Na última quinta-feira, 10, a Escola Politécnica da USP (Universidade de São Paulo foi palco do lançamento da primeira Estação experimental de Abastecimento Hidrogênio Renovável do mundo a partir do etanol. Essa nova tecnologia é o primeiro passo para uma alternativa com potencial de descarbonizar setores industriais e de transporte no Brasil.

A planta-piloto ocupará uma área de 425 metros quadrados e terá capacidade de produzir 4,5 quilos de H2 por hora, dedicada ao abastecimento de até três ônibus e um veículo leve.  O projeto de Pesquisa & Desenvolvimento tem investimento total de R$ 50 milhões da Shell Brasil, obtido com recursos da cláusula de PD&I da Agência Nacional do Petróleo, Gás Natural e Biocombustíveis (ANP).

Como parceiros, participam no desenvolvimento da estação a Hytron, a Raízen, o SENAI CETIQT, a Universidade de São Paulo, por meio do Centro de Pesquisa para Inovação em Gases de Efeito Estufa (RCGI). Ainda, para testar a viabilidade desse projeto, as partes assinaram um memorando de entendimento junto com a Toyota. A previsão é de que a estação experimental esteja operando no segundo semestre de 2024.

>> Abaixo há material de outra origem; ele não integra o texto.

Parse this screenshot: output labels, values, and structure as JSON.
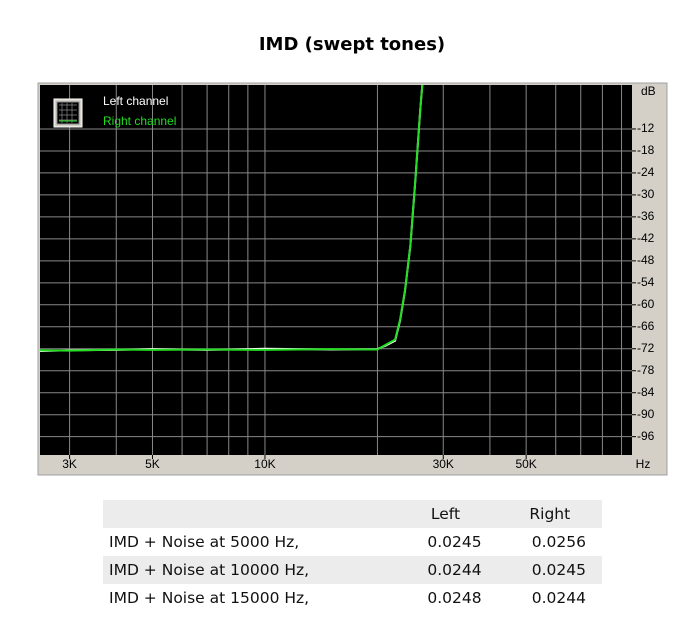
{
  "chart_data": {
    "type": "line",
    "title": "IMD (swept tones)",
    "x_unit": "Hz",
    "y_unit": "dB",
    "xlog": true,
    "xlim": [
      2500,
      96000
    ],
    "xticks": [
      {
        "value": 3000,
        "label": "3K"
      },
      {
        "value": 5000,
        "label": "5K"
      },
      {
        "value": 10000,
        "label": "10K"
      },
      {
        "value": 30000,
        "label": "30K"
      },
      {
        "value": 50000,
        "label": "50K"
      }
    ],
    "xminor": [
      4000,
      6000,
      7000,
      8000,
      9000,
      20000,
      40000,
      60000,
      70000,
      80000,
      90000
    ],
    "ylim": [
      -101,
      0
    ],
    "yticks": [
      -12,
      -18,
      -24,
      -30,
      -36,
      -42,
      -48,
      -54,
      -60,
      -66,
      -72,
      -78,
      -84,
      -90,
      -96
    ],
    "grid": true,
    "legend": "top-left",
    "x": [
      2500,
      3000,
      4000,
      5000,
      7000,
      10000,
      15000,
      20000,
      20970,
      22300,
      23000,
      23700,
      24500,
      25250,
      26030,
      26370
    ],
    "series": [
      {
        "name": "Left channel",
        "color": "#ffffff",
        "values": [
          -72.6,
          -72.4,
          -72.3,
          -72.1,
          -72.3,
          -72.0,
          -72.2,
          -72.1,
          -71.2,
          -69.8,
          -64.3,
          -56.2,
          -43.8,
          -26.2,
          -7.0,
          0
        ]
      },
      {
        "name": "Right channel",
        "color": "#22dd22",
        "values": [
          -72.4,
          -72.5,
          -72.2,
          -72.3,
          -72.2,
          -72.3,
          -72.1,
          -72.2,
          -71.0,
          -69.5,
          -64.0,
          -56.0,
          -43.6,
          -26.0,
          -6.8,
          0
        ]
      }
    ]
  },
  "table": {
    "columns": [
      "Left",
      "Right"
    ],
    "rows": [
      [
        "IMD + Noise at 5000 Hz,",
        "0.0245",
        "0.0256"
      ],
      [
        "IMD + Noise at 10000 Hz,",
        "0.0244",
        "0.0245"
      ],
      [
        "IMD + Noise at 15000 Hz,",
        "0.0248",
        "0.0244"
      ]
    ]
  }
}
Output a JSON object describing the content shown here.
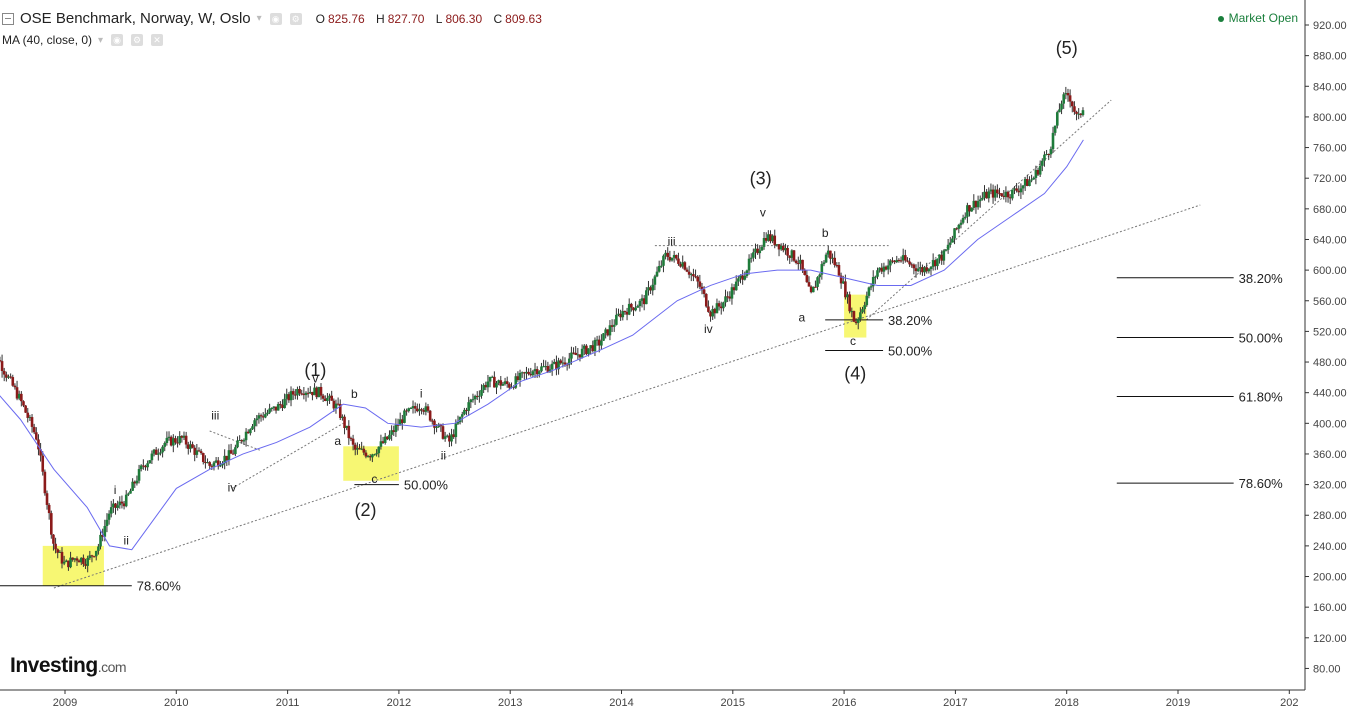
{
  "header": {
    "title": "OSE Benchmark, Norway, W, Oslo",
    "ohlc": [
      {
        "k": "O",
        "v": "825.76"
      },
      {
        "k": "H",
        "v": "827.70"
      },
      {
        "k": "L",
        "v": "806.30"
      },
      {
        "k": "C",
        "v": "809.63"
      }
    ],
    "indicator": "MA (40, close, 0)",
    "market_status": "Market Open"
  },
  "logo": {
    "brand": "Investing",
    "suffix": ".com"
  },
  "colors": {
    "up": "#1e7b3a",
    "down": "#8b1a1a",
    "ma": "#6a6af0",
    "highlight": "#f0f000",
    "axis": "#333333",
    "market": "#1a7f3c"
  },
  "chart_data": {
    "type": "line",
    "title": "OSE Benchmark, Norway, W, Oslo",
    "ylim": [
      60,
      940
    ],
    "x_ticks": [
      "2009",
      "2010",
      "2011",
      "2012",
      "2013",
      "2014",
      "2015",
      "2016",
      "2017",
      "2018",
      "2019",
      "202"
    ],
    "y_ticks": [
      "920.00",
      "880.00",
      "840.00",
      "800.00",
      "760.00",
      "720.00",
      "680.00",
      "640.00",
      "600.00",
      "560.00",
      "520.00",
      "480.00",
      "440.00",
      "400.00",
      "360.00",
      "320.00",
      "280.00",
      "240.00",
      "200.00",
      "160.00",
      "120.00",
      "80.00"
    ],
    "series": [
      {
        "name": "OSE Benchmark",
        "x": [
          2008.3,
          2008.45,
          2008.6,
          2008.75,
          2008.9,
          2009.0,
          2009.1,
          2009.2,
          2009.3,
          2009.4,
          2009.55,
          2009.7,
          2009.9,
          2010.05,
          2010.3,
          2010.5,
          2010.7,
          2010.9,
          2011.1,
          2011.3,
          2011.45,
          2011.6,
          2011.75,
          2011.9,
          2012.05,
          2012.2,
          2012.35,
          2012.45,
          2012.6,
          2012.8,
          2013.0,
          2013.2,
          2013.4,
          2013.6,
          2013.8,
          2014.0,
          2014.2,
          2014.4,
          2014.55,
          2014.7,
          2014.8,
          2014.9,
          2015.05,
          2015.3,
          2015.45,
          2015.6,
          2015.7,
          2015.85,
          2015.95,
          2016.1,
          2016.3,
          2016.5,
          2016.7,
          2016.9,
          2017.1,
          2017.3,
          2017.5,
          2017.7,
          2017.85,
          2017.95,
          2018.02,
          2018.1,
          2018.15
        ],
        "y": [
          515,
          470,
          430,
          380,
          240,
          215,
          225,
          220,
          240,
          285,
          300,
          345,
          375,
          380,
          345,
          360,
          405,
          420,
          445,
          440,
          420,
          365,
          360,
          380,
          410,
          425,
          395,
          375,
          420,
          455,
          450,
          470,
          475,
          490,
          505,
          545,
          560,
          620,
          610,
          580,
          545,
          555,
          585,
          645,
          630,
          610,
          565,
          625,
          600,
          530,
          600,
          615,
          600,
          620,
          680,
          700,
          700,
          720,
          760,
          820,
          830,
          795,
          815
        ]
      },
      {
        "name": "MA (40, close, 0)",
        "x": [
          2008.3,
          2008.6,
          2008.9,
          2009.2,
          2009.4,
          2009.6,
          2009.8,
          2010.0,
          2010.3,
          2010.6,
          2010.9,
          2011.2,
          2011.5,
          2011.7,
          2011.9,
          2012.2,
          2012.5,
          2012.8,
          2013.1,
          2013.4,
          2013.8,
          2014.1,
          2014.5,
          2014.8,
          2015.1,
          2015.4,
          2015.7,
          2016.0,
          2016.3,
          2016.6,
          2016.9,
          2017.2,
          2017.5,
          2017.8,
          2018.0,
          2018.15
        ],
        "y": [
          455,
          405,
          340,
          290,
          240,
          235,
          275,
          315,
          340,
          360,
          375,
          395,
          425,
          420,
          400,
          395,
          400,
          425,
          455,
          470,
          495,
          515,
          560,
          580,
          595,
          600,
          600,
          590,
          580,
          580,
          600,
          640,
          670,
          700,
          735,
          770
        ]
      }
    ],
    "annotations": [
      {
        "text": "(1)",
        "x": 2011.25,
        "y": 462,
        "size": "big"
      },
      {
        "text": "(2)",
        "x": 2011.7,
        "y": 279,
        "size": "big"
      },
      {
        "text": "(3)",
        "x": 2015.25,
        "y": 712,
        "size": "big"
      },
      {
        "text": "(4)",
        "x": 2016.1,
        "y": 457,
        "size": "big"
      },
      {
        "text": "(5)",
        "x": 2018.0,
        "y": 882,
        "size": "big"
      },
      {
        "text": "i",
        "x": 2009.45,
        "y": 308
      },
      {
        "text": "ii",
        "x": 2009.55,
        "y": 242
      },
      {
        "text": "iii",
        "x": 2010.35,
        "y": 405
      },
      {
        "text": "iv",
        "x": 2010.5,
        "y": 311
      },
      {
        "text": "v",
        "x": 2011.25,
        "y": 453
      },
      {
        "text": "a",
        "x": 2011.45,
        "y": 372
      },
      {
        "text": "b",
        "x": 2011.6,
        "y": 433
      },
      {
        "text": "c",
        "x": 2011.78,
        "y": 322
      },
      {
        "text": "i",
        "x": 2012.2,
        "y": 434
      },
      {
        "text": "ii",
        "x": 2012.4,
        "y": 353
      },
      {
        "text": "iii",
        "x": 2014.45,
        "y": 632
      },
      {
        "text": "iv",
        "x": 2014.78,
        "y": 518
      },
      {
        "text": "v",
        "x": 2015.27,
        "y": 670
      },
      {
        "text": "a",
        "x": 2015.62,
        "y": 533
      },
      {
        "text": "b",
        "x": 2015.83,
        "y": 643
      },
      {
        "text": "c",
        "x": 2016.08,
        "y": 502
      }
    ],
    "fib_levels": [
      {
        "label": "78.60%",
        "value": 188,
        "x0": 2008.3,
        "x1": 2009.6
      },
      {
        "label": "50.00%",
        "value": 320,
        "x0": 2011.6,
        "x1": 2012.0
      },
      {
        "label": "38.20%",
        "value": 535,
        "x0": 2015.83,
        "x1": 2016.35
      },
      {
        "label": "50.00%",
        "value": 495,
        "x0": 2015.83,
        "x1": 2016.35
      },
      {
        "label": "38.20%",
        "value": 590,
        "x0": 2018.45,
        "x1": 2019.5
      },
      {
        "label": "50.00%",
        "value": 512,
        "x0": 2018.45,
        "x1": 2019.5
      },
      {
        "label": "61.80%",
        "value": 435,
        "x0": 2018.45,
        "x1": 2019.5
      },
      {
        "label": "78.60%",
        "value": 322,
        "x0": 2018.45,
        "x1": 2019.5
      }
    ],
    "trendlines": [
      {
        "x0": 2008.9,
        "y0": 185,
        "x1": 2019.2,
        "y1": 685
      },
      {
        "x0": 2010.5,
        "y0": 315,
        "x1": 2011.5,
        "y1": 400
      },
      {
        "x0": 2010.3,
        "y0": 390,
        "x1": 2010.75,
        "y1": 365
      },
      {
        "x0": 2014.3,
        "y0": 632,
        "x1": 2016.4,
        "y1": 632
      },
      {
        "x0": 2016.2,
        "y0": 535,
        "x1": 2018.4,
        "y1": 822
      }
    ],
    "highlights": [
      {
        "x0": 2008.8,
        "x1": 2009.35,
        "y0": 188,
        "y1": 240
      },
      {
        "x0": 2011.5,
        "x1": 2012.0,
        "y0": 325,
        "y1": 370
      },
      {
        "x0": 2016.0,
        "x1": 2016.2,
        "y0": 512,
        "y1": 568
      }
    ],
    "grid": false
  }
}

No conjunto de equipamentos que serão instalados no local, haverá um reformador a vapor de etanol desenvolvido e fabricado pela empresa Hytron. É nesse equipamento que irá ocorrer a conversão do etanol em hidrogênio por meio de um processo químico chamado ´reforma a vapor`, que é quando o etanol, submetido a temperaturas e pressões específicas, reage com água dentro de um reator.

Uma das mentes por trás da estação é Julio Meneghini, diretor científico do RCGI (Centro de Pesquisa para Inovação em Gases de Efeito Estufa) e um defensor da ideia de que  o Brasil tem potencial de liderar o mundo em relação às mudanças climáticas, “principalmente agora, com essa questão do hidrogênio a partir do etanol.” Meneghini afirma que o hidrogênio originado do etanol pode ter uma pegada negativa de emissão de gases de efeito estufa, algo que nem mesmo o hidrogênio produzido a partir de energia eólica ou energia solar pode fazer.

Uma das autoridades  presentes na cerimônia foi Daniel Maia, Diretor da ANP (Agência Nacional do Petróleo, Gás e Biocombustíveis), que vê o projeto como uma “peça chave para o desenvolvimento de estratégias viáveis para descarbonização” e “um benefício para toda a sociedade brasileira”.

“Mais viável do que a eletromobilidade”, diz Tarcísio de Freitas

Em meio a protestos de alguns universitários, o governador de São Paulo, Tarcisio de Freitas, mostrou-se orgulhoso, em suas palavras, de ver a estação de abastecimento construída em São Paulo e no principal centro de estudos do estado. “Me dá um orgulho muito grande ver que o primeiro transformador de etanol em hidrogênio do mundo está sendo feito aqui. Temos que celebrar isso porque o que o mundo está buscando nós temos em nossas mãos.”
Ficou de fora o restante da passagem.